Knoblauch lässt sich einfrieren, verliert dabei aber recht schnell an Aroma. Ganze, geschälte Zehen oder eine Paste aus Öl und Knoblauch halten sich besser als einfach nur gehackter Knoblauch ohne weiteren Schutz – hier ist der Geschmacksverlust am größten.
Ganze Zehen, gehackt oder als Öl-Paste
Einzelne Zehen lassen sich roh oder kurz blanchiert schälen und luftdicht verpackt einfrieren. Wer Knoblauch bereits gepresst oder gehackt einfrieren möchte, sollte ihn mit Öl vermischen – das reduziert den Luftkontakt und damit die Oxidation, die für den schnellen Aromaverlust verantwortlich ist. Eine solche Öl-Paste eignet sich danach direkt zum Anbraten, für Saucen oder als würziger Brotaufstrich.
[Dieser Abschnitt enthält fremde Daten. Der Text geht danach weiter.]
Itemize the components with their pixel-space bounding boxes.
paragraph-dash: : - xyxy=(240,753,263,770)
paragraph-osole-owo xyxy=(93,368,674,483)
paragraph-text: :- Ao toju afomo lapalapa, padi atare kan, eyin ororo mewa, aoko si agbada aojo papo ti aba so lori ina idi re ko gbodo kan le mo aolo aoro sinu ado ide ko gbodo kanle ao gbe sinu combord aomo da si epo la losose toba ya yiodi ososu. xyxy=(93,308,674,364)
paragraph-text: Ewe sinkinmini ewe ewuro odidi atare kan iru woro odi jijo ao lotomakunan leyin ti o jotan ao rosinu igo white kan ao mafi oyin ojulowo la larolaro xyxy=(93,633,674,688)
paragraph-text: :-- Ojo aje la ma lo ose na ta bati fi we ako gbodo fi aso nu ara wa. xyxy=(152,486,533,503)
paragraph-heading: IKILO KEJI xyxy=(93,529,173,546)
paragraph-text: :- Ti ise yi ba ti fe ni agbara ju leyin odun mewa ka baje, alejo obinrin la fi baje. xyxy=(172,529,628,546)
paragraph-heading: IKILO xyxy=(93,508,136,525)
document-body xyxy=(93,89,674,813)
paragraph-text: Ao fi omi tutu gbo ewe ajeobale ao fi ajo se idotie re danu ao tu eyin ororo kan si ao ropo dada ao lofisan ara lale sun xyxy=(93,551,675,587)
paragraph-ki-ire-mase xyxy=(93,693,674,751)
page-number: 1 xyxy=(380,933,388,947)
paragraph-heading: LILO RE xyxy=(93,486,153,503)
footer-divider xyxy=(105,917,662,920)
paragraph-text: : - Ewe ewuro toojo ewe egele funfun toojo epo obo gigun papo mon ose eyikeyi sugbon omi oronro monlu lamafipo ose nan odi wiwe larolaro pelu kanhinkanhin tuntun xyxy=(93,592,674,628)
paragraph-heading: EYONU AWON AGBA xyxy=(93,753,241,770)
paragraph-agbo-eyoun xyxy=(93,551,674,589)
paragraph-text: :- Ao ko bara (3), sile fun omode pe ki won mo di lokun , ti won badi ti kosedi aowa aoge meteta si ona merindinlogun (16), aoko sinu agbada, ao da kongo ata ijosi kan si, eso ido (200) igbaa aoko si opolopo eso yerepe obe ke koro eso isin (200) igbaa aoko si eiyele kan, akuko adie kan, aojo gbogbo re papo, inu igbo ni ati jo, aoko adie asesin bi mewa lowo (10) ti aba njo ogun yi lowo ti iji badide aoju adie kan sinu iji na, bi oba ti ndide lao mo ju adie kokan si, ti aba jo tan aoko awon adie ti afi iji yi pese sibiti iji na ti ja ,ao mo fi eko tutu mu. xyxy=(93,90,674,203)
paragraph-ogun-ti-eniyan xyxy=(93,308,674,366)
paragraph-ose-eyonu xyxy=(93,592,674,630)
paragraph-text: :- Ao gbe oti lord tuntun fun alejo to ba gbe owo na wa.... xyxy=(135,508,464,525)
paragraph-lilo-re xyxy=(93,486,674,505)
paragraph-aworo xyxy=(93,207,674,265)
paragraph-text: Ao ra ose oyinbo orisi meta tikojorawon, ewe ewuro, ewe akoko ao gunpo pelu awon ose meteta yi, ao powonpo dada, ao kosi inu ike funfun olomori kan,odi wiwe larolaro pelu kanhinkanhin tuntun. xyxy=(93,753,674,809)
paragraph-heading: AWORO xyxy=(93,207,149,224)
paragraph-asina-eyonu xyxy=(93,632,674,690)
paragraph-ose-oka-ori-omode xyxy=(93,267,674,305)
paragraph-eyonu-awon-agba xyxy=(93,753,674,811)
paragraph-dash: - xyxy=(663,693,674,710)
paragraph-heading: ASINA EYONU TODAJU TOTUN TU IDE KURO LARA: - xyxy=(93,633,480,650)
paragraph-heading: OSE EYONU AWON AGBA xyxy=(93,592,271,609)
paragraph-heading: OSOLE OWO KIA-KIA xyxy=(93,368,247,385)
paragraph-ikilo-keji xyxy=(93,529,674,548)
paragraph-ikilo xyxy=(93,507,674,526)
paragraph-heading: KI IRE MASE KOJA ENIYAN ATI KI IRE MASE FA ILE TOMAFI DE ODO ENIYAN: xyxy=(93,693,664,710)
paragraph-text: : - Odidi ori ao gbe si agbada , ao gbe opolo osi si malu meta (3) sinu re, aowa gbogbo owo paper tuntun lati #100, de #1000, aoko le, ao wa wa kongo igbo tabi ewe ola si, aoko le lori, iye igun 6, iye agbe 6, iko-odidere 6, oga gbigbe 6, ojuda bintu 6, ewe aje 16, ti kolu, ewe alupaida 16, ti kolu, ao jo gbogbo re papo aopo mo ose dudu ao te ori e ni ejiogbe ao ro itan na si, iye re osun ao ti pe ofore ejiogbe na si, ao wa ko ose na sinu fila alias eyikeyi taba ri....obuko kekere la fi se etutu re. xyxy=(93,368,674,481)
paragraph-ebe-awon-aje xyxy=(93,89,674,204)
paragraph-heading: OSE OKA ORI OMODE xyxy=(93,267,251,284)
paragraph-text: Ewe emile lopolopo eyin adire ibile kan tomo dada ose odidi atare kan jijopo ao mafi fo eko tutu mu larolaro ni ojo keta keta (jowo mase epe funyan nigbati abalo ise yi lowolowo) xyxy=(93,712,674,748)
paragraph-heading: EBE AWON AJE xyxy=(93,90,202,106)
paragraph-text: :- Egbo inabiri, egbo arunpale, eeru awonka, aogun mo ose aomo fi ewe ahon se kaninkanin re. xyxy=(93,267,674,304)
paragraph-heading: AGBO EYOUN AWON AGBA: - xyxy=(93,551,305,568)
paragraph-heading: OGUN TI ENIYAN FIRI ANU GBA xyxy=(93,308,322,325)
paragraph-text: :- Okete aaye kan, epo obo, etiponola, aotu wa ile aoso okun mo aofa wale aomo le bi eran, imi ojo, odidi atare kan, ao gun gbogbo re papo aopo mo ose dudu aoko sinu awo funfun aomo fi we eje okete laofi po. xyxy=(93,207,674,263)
Wie lange ist eingefrorener Knoblauch haltbar?
Tiefgekühlt hält sich Knoblauch maximal ein Jahr. Da der Geschmacksverlust aber kontinuierlich fortschreitet, lohnt es sich, ihn möglichst frisch zu verbrauchen, statt die volle Frist auszureizen.
Warum einfach gehackter Knoblauch problematisch ist
Ohne schützende Zutat wie Öl verliert gehackter Knoblauch im Gefrierfach besonders schnell an Schärfe und Aroma – deshalb raten viele Küchenratgeber davon ab, ihn pur einzufrieren. Wer regelmäßig größere Mengen Knoblauch verarbeitet, fährt mit ganzen, geschälten Zehen oder der Öl-Variante spürbar besser.
Wer stattdessen die milde, gereifte Variante bevorzugt, findet in schwarzem Knoblauch eine interessante Alternative, die sich durch die Fermentation ohnehin länger hält als frischer Knoblauch.